Imagine you’re a SaaS company that provides multiple versions of your platform. You collect data from each platform your customer(s) are running and you include a version key in the source name(s):

source="<app_x>-<machine_type>-<versionKey>"

With this approach each customer has several version keys over time. Right now, all customers are broken into 3 categories: <versionKey1>, <versionKey2>, and <versionKey3>.

You want to collect a dataset that helps you understand the difference in performance between the different versions. You can create a synthetic point tag version based on <versionKey> to aggregate and group by version and to see the performance differences.

You can accomplish this with taggify() either by extracting a node or by applying a regular expression.

Extracted Node Example - Adding a new point tag

The following query:

  • Identifies source as the type of metadata to extract the <versionKey> from.
  • Adds a synthetic point tag called version.
  • Identifies <versionKey> as node 2 of the source name, when hyphens are defined as delimiters.
  • Uses the node as the value of the new version point tag.
taggify(ts("performance.*.tracker"), source, version, 2, "-")

RegEx Example - Adding a new point tag

The following query:

  • Identifies source as the type of metadata to extract the <versionKey> from.
  • Adds a synthetic point tag called version.
  • Matches <versionKey> as the 3rd capture group in the source name (between the last hyphen and the end of the name).
  • Uses the 3rd capture group to specify the value of the new version point tag.
taggify(ts("performance.*.tracker"), source, version,  "^(.*)-(.*)-(.*)$", "$3")

Caveats

Using a taggify() Result in a Separate Query

When you use the taggify() function, it creates a synthetic point tag, not an actual one.
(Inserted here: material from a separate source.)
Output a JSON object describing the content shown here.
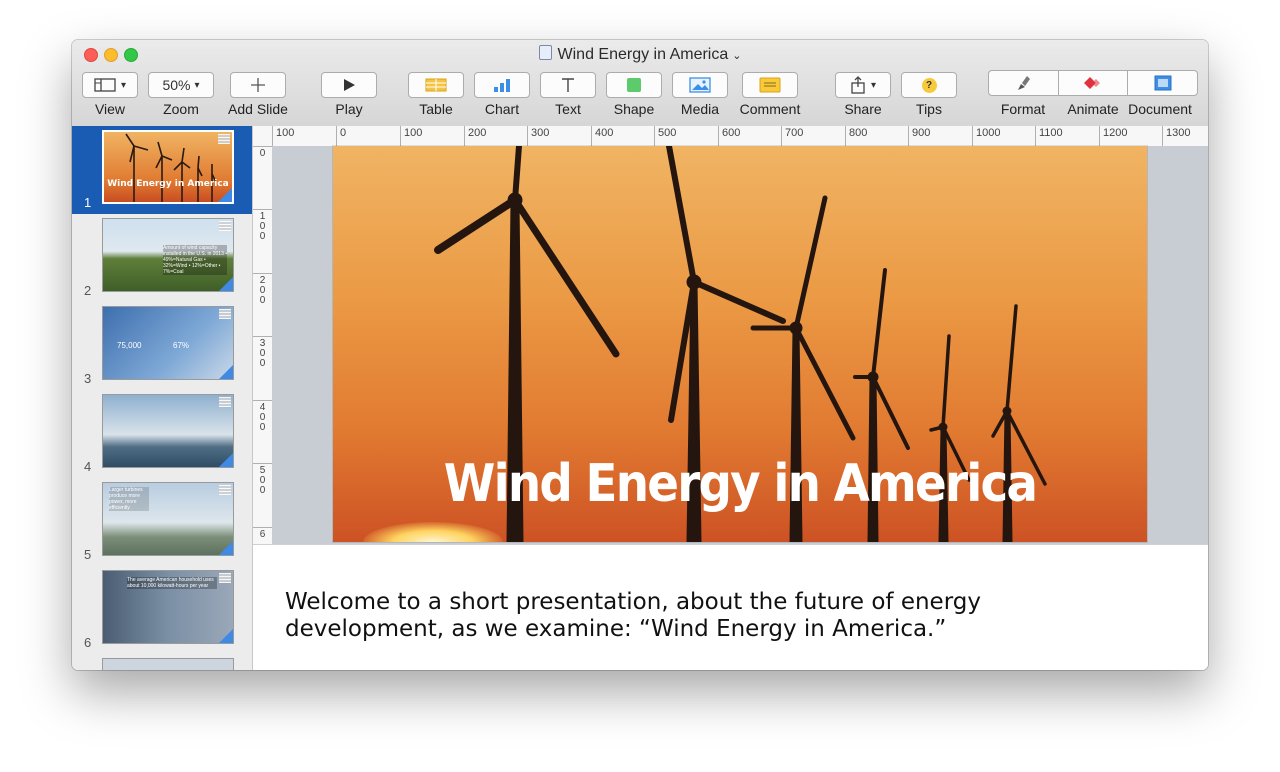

You cannot call that synthetic point tag in a separate query. You might be able to use the retainSeries() function to retain only the series that have the synthetic point tag that you define.

Getting Duplicate Return Values with taggify()

When you use taggify() with a regular expression, you might encounter a behavior that exists in most regex engines - a “greedy” regular expression in the “.” search pattern matches the entire string, but it also matches the empty string at the end of input, so it substitutes the value twice, as in the following example:

taggify(highpass(80, align(15m, mean, ts(metricname),tagk,tenant,grouping,".*","ProblematicTenant") ...

Use “.+”, “^.” or “.*$” as your search pattern to match the entire string only once.